Image Credits: Apple

There are also a couple of new watch faces, including Snoopy and Woodstock and a new colorful Palette watch face, with overlapping layers of colors that shift as the time changes. On the Snoopy face, the characters interact and play with the watch hands, react to the weather conditions in the area, or even get active when the user does a workout, Apple says.

Image Credits: Apple

The Apple Watch gained a new Cycling workout feature, which will include a new workout view with new metrics, like”Power Zones,” support for Live Activities on the iPhone, and the ability to connect to Bluetooth-enabled bike sensors. When you tap on the Live Activity on the iPhone, it will utilize the full screen. Other Workout View have also been optimized for the iPhone display, including Heart Rate Zones, Elevation, Race Route, Custom Workouts and the new Cycling Speed view. This lets you easily see this data when the phone is mounted to a bike.

Image Credits: Apple

New algorithms that combine sensor data from Apple Watch and connected power meters on bikes can estimate Functional Threshold Power (FTP), or the highest level of cycling intensity that a rider could theoretically maintain for an hour. Using FTP, Apple Watch calculates personalized a metric it’s calling Power Zones. These are displayed to cyclists who want to track their performance.

The Compass app will also now automatically generate two new waypoints — one that shows the last place you had a cell signal (Last Cellular Connection Waypoint) and another that shows where on your route you can make an emergency call (Last Emergency Call Waypoint).

Image Credits: Apple

You’ll also have access to an Elevation view using altimeter data, where you can view your saved waypoints.

Image Credits: Apple

Apple Maps will gain new topographic maps with trailheads, contour lines, hill shading, elevation gains, and more, starting in the U.S. You’ll also be able to search to discover nearby trails and Trailhead categories so you can review additional information such as trail name, difficulty level length, elevation gain, and more before heading out to hike.

Various Apple Watch apps, including Weather, Stocks, Home, Maps, Messages, World Clock, and others, now utilize more of the Apple Watch display for more glanceable information, notes Apple.

Developers, meanwhile, will gain access to high-frequency motion data that will help them track things like swinging a golf club or a tennis racket in their own apps, with watchOS 10.

Another change involves a new feature for the Mindfulness app that lets you track your emotion and daily mood, even moving the Digital Crown to scroll through shapes to pick how you’re feeling. This “state of mind” info can then be tracked in the Health app on iOS 17 or iPadOS 17 alongside other health data.

Image Credits: Apple

Meanwhile with Family Setup, time and daylight can be measured from a child’s Apple Watch, even if they don’t have their own iPhone, Apple says, and parents can track this info. A new field called Screen Distance will measure if a child is holding a device too close (closer than 12 inches) for an extended period of time and will then encourage them to move their device farther away.
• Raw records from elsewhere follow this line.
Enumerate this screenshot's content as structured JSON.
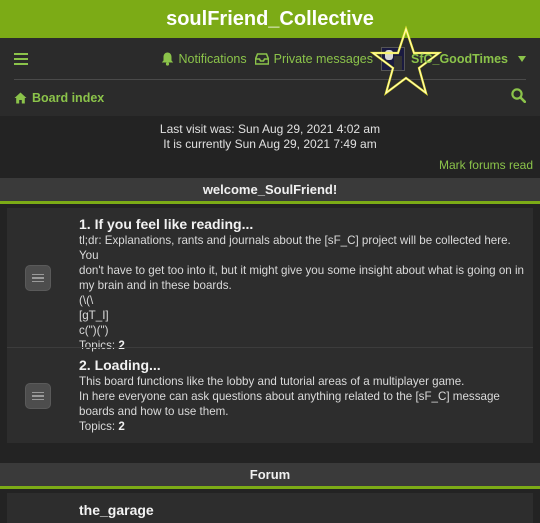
{
  "site": {
    "title": "soulFriend_Collective"
  },
  "navbar": {
    "menu_icon": "hamburger-icon",
    "notifications_label": "Notifications",
    "notifications_icon": "bell-icon",
    "messages_label": "Private messages",
    "messages_icon": "inbox-icon",
    "username": "SfC_GoodTimes",
    "board_index_label": "Board index",
    "board_index_icon": "home-icon",
    "search_icon": "search-icon"
  },
  "info": {
    "last_visit": "Last visit was: Sun Aug 29, 2021 4:02 am",
    "current_time": "It is currently Sun Aug 29, 2021 7:49 am",
    "mark_read": "Mark forums read"
  },
  "categories": [
    {
      "title": "welcome_SoulFriend!",
      "forums": [
        {
          "title": "1. If you feel like reading...",
          "description_lines": [
            "tl;dr: Explanations, rants and journals about the [sF_C] project will be collected here. You",
            "don't have to get too into it, but it might give you some insight about what is going on in",
            "my brain and in these boards.",
            "(\\(\\",
            "[gT_I]",
            "c(\")(\")"
          ],
          "topics_label": "Topics:",
          "topics_count": "2"
        },
        {
          "title": "2. Loading...",
          "description_lines": [
            "This board functions like the lobby and tutorial areas of a multiplayer game.",
            "In here everyone can ask questions about anything related to the [sF_C] message",
            "boards and how to use them."
          ],
          "topics_label": "Topics:",
          "topics_count": "2"
        }
      ]
    },
    {
      "title": "Forum",
      "forums": [
        {
          "title": "the_garage"
        }
      ]
    }
  ],
  "colors": {
    "accent": "#7cab16",
    "link": "#8bc34a",
    "background": "#232323",
    "panel": "#2d2d2d"
  }
}
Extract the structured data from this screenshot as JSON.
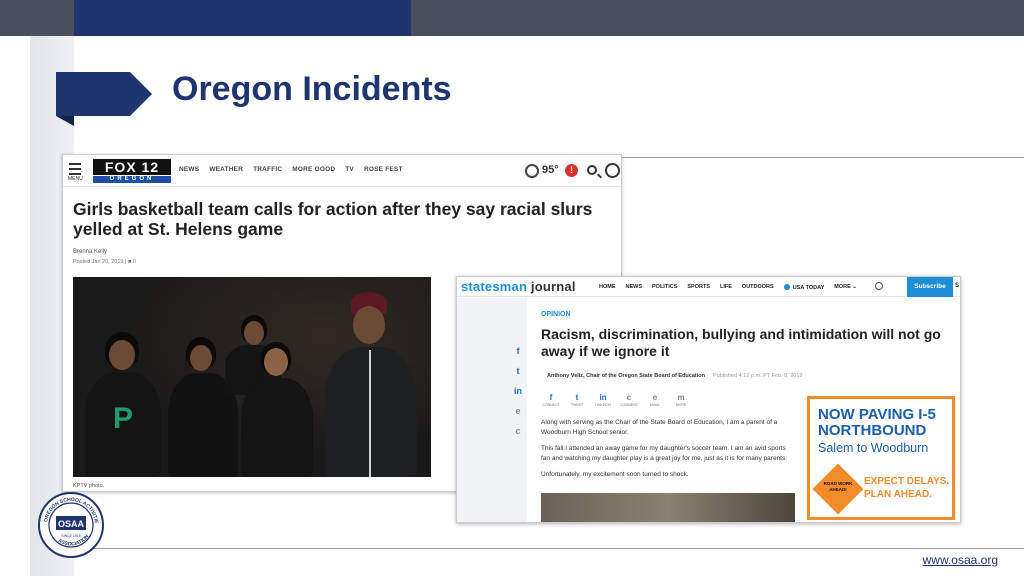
{
  "slide": {
    "title": "Oregon Incidents",
    "footer_link": "www.osaa.org"
  },
  "seal": {
    "text_top": "OREGON SCHOOL ACTIVITIES",
    "text_bottom": "ASSOCIATION",
    "center": "OSAA",
    "since": "SINCE 1918"
  },
  "fox": {
    "menu_label": "MENU",
    "logo_top": "FOX 12",
    "logo_bottom": "OREGON",
    "nav": [
      "NEWS",
      "WEATHER",
      "TRAFFIC",
      "MORE GOOD",
      "TV",
      "ROSE FEST"
    ],
    "temperature": "95°",
    "headline": "Girls basketball team calls for action after they say racial slurs yelled at St. Helens game",
    "author": "Brenna Kelly",
    "posted": "Posted Jan 20, 2019",
    "comments": "0",
    "photo_caption": "KPTV photo."
  },
  "statesman": {
    "logo_a": "statesman",
    "logo_b": " journal",
    "nav": [
      "HOME",
      "NEWS",
      "POLITICS",
      "SPORTS",
      "LIFE",
      "OUTDOORS"
    ],
    "usa_today": "USA TODAY",
    "more": "MORE",
    "subscribe": "Subscribe",
    "edge_letter": "S",
    "section": "OPINION",
    "headline": "Racism, discrimination, bullying and intimidation will not go away if we ignore it",
    "byline": "Anthony Veliz, Chair of the Oregon State Board of Education",
    "published": "Published 4:12 p.m. PT Feb. 8, 2019",
    "share": [
      {
        "icon": "f",
        "label": "CONNECT"
      },
      {
        "icon": "t",
        "label": "TWEET"
      },
      {
        "icon": "in",
        "label": "LINKEDIN"
      },
      {
        "icon": "c",
        "label": "COMMENT"
      },
      {
        "icon": "e",
        "label": "EMAIL"
      },
      {
        "icon": "m",
        "label": "MORE"
      }
    ],
    "side_icons": [
      "f",
      "t",
      "in",
      "e",
      "c"
    ],
    "paragraphs": [
      "Along with serving as the Chair of the State Board of Education, I am a parent of a Woodburn High School senior.",
      "This fall I attended an away game for my daughter's soccer team. I am an avid sports fan and watching my daughter play is a great joy for me, just as it is for many parents.",
      "Unfortunately, my excitement soon turned to shock."
    ],
    "ad": {
      "line1": "NOW PAVING I-5 NORTHBOUND",
      "line2": "Salem to Woodburn",
      "sign": "ROAD WORK AHEAD!",
      "line3": "EXPECT DELAYS. PLAN AHEAD."
    }
  },
  "colors": {
    "navy": "#1f3570",
    "gray_bar": "#4a4f5c",
    "statesman_blue": "#1c8fd6",
    "ad_orange": "#f28b2a"
  }
}
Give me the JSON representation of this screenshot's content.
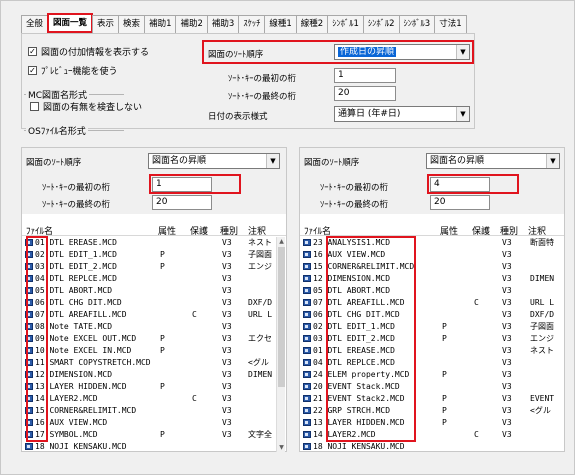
{
  "tabs": [
    "全般",
    "図面一覧",
    "表示",
    "検索",
    "補助1",
    "補助2",
    "補助3",
    "ｽｹｯﾁ",
    "線種1",
    "線種2",
    "ｼﾝﾎﾞﾙ1",
    "ｼﾝﾎﾞﾙ2",
    "ｼﾝﾎﾞﾙ3",
    "寸法1"
  ],
  "top": {
    "show_attached_info": "図面の付加情報を表示する",
    "use_preview": "ﾌﾟﾚﾋﾞｭｰ機能を使う",
    "group_mc": "MC図面名形式",
    "check_existence": "図面の有無を検査しない",
    "group_os": "OSﾌｧｲﾙ名形式",
    "sort_order_label": "図面のｿｰﾄ順序",
    "sort_order_value": "作成日の昇順",
    "sort_key_first_label": "ｿｰﾄ･ｷｰの最初の桁",
    "sort_key_first_value": "1",
    "sort_key_last_label": "ｿｰﾄ･ｷｰの最終の桁",
    "sort_key_last_value": "20",
    "date_format_label": "日付の表示様式",
    "date_format_value": "通算日 (年#日)"
  },
  "left": {
    "sort_order_label": "図面のｿｰﾄ順序",
    "sort_order_value": "図面名の昇順",
    "sort_key_first_label": "ｿｰﾄ･ｷｰの最初の桁",
    "sort_key_first_value": "1",
    "sort_key_last_label": "ｿｰﾄ･ｷｰの最終の桁",
    "sort_key_last_value": "20",
    "columns": [
      "ﾌｧｲﾙ名",
      "属性",
      "保護",
      "種別",
      "注釈"
    ],
    "rows": [
      {
        "name": "01 DTL EREASE.MCD",
        "attr": "",
        "prot": "",
        "kind": "V3",
        "note": "ネスト"
      },
      {
        "name": "02 DTL EDIT_1.MCD",
        "attr": "P",
        "prot": "",
        "kind": "V3",
        "note": "子図面"
      },
      {
        "name": "03 DTL EDIT_2.MCD",
        "attr": "P",
        "prot": "",
        "kind": "V3",
        "note": "エンジ"
      },
      {
        "name": "04 DTL REPLCE.MCD",
        "attr": "",
        "prot": "",
        "kind": "V3",
        "note": ""
      },
      {
        "name": "05 DTL ABORT.MCD",
        "attr": "",
        "prot": "",
        "kind": "V3",
        "note": ""
      },
      {
        "name": "06 DTL CHG DIT.MCD",
        "attr": "",
        "prot": "",
        "kind": "V3",
        "note": "DXF/D"
      },
      {
        "name": "07 DTL AREAFILL.MCD",
        "attr": "",
        "prot": "C",
        "kind": "V3",
        "note": "URL L"
      },
      {
        "name": "08 Note TATE.MCD",
        "attr": "",
        "prot": "",
        "kind": "V3",
        "note": ""
      },
      {
        "name": "09 Note EXCEL OUT.MCD",
        "attr": "P",
        "prot": "",
        "kind": "V3",
        "note": "エクセ"
      },
      {
        "name": "10 Note EXCEL IN.MCD",
        "attr": "P",
        "prot": "",
        "kind": "V3",
        "note": ""
      },
      {
        "name": "11 SMART COPYSTRETCH.MCD",
        "attr": "",
        "prot": "",
        "kind": "V3",
        "note": "<グル"
      },
      {
        "name": "12 DIMENSION.MCD",
        "attr": "",
        "prot": "",
        "kind": "V3",
        "note": "DIMEN"
      },
      {
        "name": "13 LAYER HIDDEN.MCD",
        "attr": "P",
        "prot": "",
        "kind": "V3",
        "note": ""
      },
      {
        "name": "14 LAYER2.MCD",
        "attr": "",
        "prot": "C",
        "kind": "V3",
        "note": ""
      },
      {
        "name": "15 CORNER&RELIMIT.MCD",
        "attr": "",
        "prot": "",
        "kind": "V3",
        "note": ""
      },
      {
        "name": "16 AUX VIEW.MCD",
        "attr": "",
        "prot": "",
        "kind": "V3",
        "note": ""
      },
      {
        "name": "17 SYMBOL.MCD",
        "attr": "P",
        "prot": "",
        "kind": "V3",
        "note": "文字全"
      },
      {
        "name": "18 NOJI KENSAKU.MCD",
        "attr": "",
        "prot": "",
        "kind": "",
        "note": ""
      }
    ]
  },
  "right": {
    "sort_order_label": "図面のｿｰﾄ順序",
    "sort_order_value": "図面名の昇順",
    "sort_key_first_label": "ｿｰﾄ･ｷｰの最初の桁",
    "sort_key_first_value": "4",
    "sort_key_last_label": "ｿｰﾄ･ｷｰの最終の桁",
    "sort_key_last_value": "20",
    "columns": [
      "ﾌｧｲﾙ名",
      "属性",
      "保護",
      "種別",
      "注釈"
    ],
    "rows": [
      {
        "name": "23 ANALYSIS1.MCD",
        "attr": "",
        "prot": "",
        "kind": "V3",
        "note": "断面特"
      },
      {
        "name": "16 AUX VIEW.MCD",
        "attr": "",
        "prot": "",
        "kind": "V3",
        "note": ""
      },
      {
        "name": "15 CORNER&RELIMIT.MCD",
        "attr": "",
        "prot": "",
        "kind": "V3",
        "note": ""
      },
      {
        "name": "12 DIMENSION.MCD",
        "attr": "",
        "prot": "",
        "kind": "V3",
        "note": "DIMEN"
      },
      {
        "name": "05 DTL ABORT.MCD",
        "attr": "",
        "prot": "",
        "kind": "V3",
        "note": ""
      },
      {
        "name": "07 DTL AREAFILL.MCD",
        "attr": "",
        "prot": "C",
        "kind": "V3",
        "note": "URL L"
      },
      {
        "name": "06 DTL CHG DIT.MCD",
        "attr": "",
        "prot": "",
        "kind": "V3",
        "note": "DXF/D"
      },
      {
        "name": "02 DTL EDIT_1.MCD",
        "attr": "P",
        "prot": "",
        "kind": "V3",
        "note": "子図面"
      },
      {
        "name": "03 DTL EDIT_2.MCD",
        "attr": "P",
        "prot": "",
        "kind": "V3",
        "note": "エンジ"
      },
      {
        "name": "01 DTL EREASE.MCD",
        "attr": "",
        "prot": "",
        "kind": "V3",
        "note": "ネスト"
      },
      {
        "name": "04 DTL REPLCE.MCD",
        "attr": "",
        "prot": "",
        "kind": "V3",
        "note": ""
      },
      {
        "name": "24 ELEM property.MCD",
        "attr": "P",
        "prot": "",
        "kind": "V3",
        "note": ""
      },
      {
        "name": "20 EVENT Stack.MCD",
        "attr": "",
        "prot": "",
        "kind": "V3",
        "note": ""
      },
      {
        "name": "21 EVENT Stack2.MCD",
        "attr": "P",
        "prot": "",
        "kind": "V3",
        "note": "EVENT"
      },
      {
        "name": "22 GRP STRCH.MCD",
        "attr": "P",
        "prot": "",
        "kind": "V3",
        "note": "<グル"
      },
      {
        "name": "13 LAYER HIDDEN.MCD",
        "attr": "P",
        "prot": "",
        "kind": "V3",
        "note": ""
      },
      {
        "name": "14 LAYER2.MCD",
        "attr": "",
        "prot": "C",
        "kind": "V3",
        "note": ""
      },
      {
        "name": "18 NOJI KENSAKU.MCD",
        "attr": "",
        "prot": "",
        "kind": "",
        "note": ""
      }
    ]
  }
}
Screen Distance feature uses the same TrueDepth camera that powers Face ID in iPad and iPhone, notes Apple.

A few other changes to watchOS 10 include support for the AirDrop-based contact exchange feature, NameDrop; follow-up reminders in the Medications app, Custom plans in Apple Fitness+ based on days, duration, workout type and more; support for playing back the new FaceTime video messages; plus offline maps on iPhone can now provide navigation on paired Apple Watch.

Bloomberg had been trickling out news about watchOS 10 updates prior to the event, calling the revamp one of the most significant updates to the OS since the Apple Watch first debuted. That prediction appears to be true as the changes rolled out at today’s event, given the user interface makeover and app updates, which will impact how users interface with Apple’s popular wearable.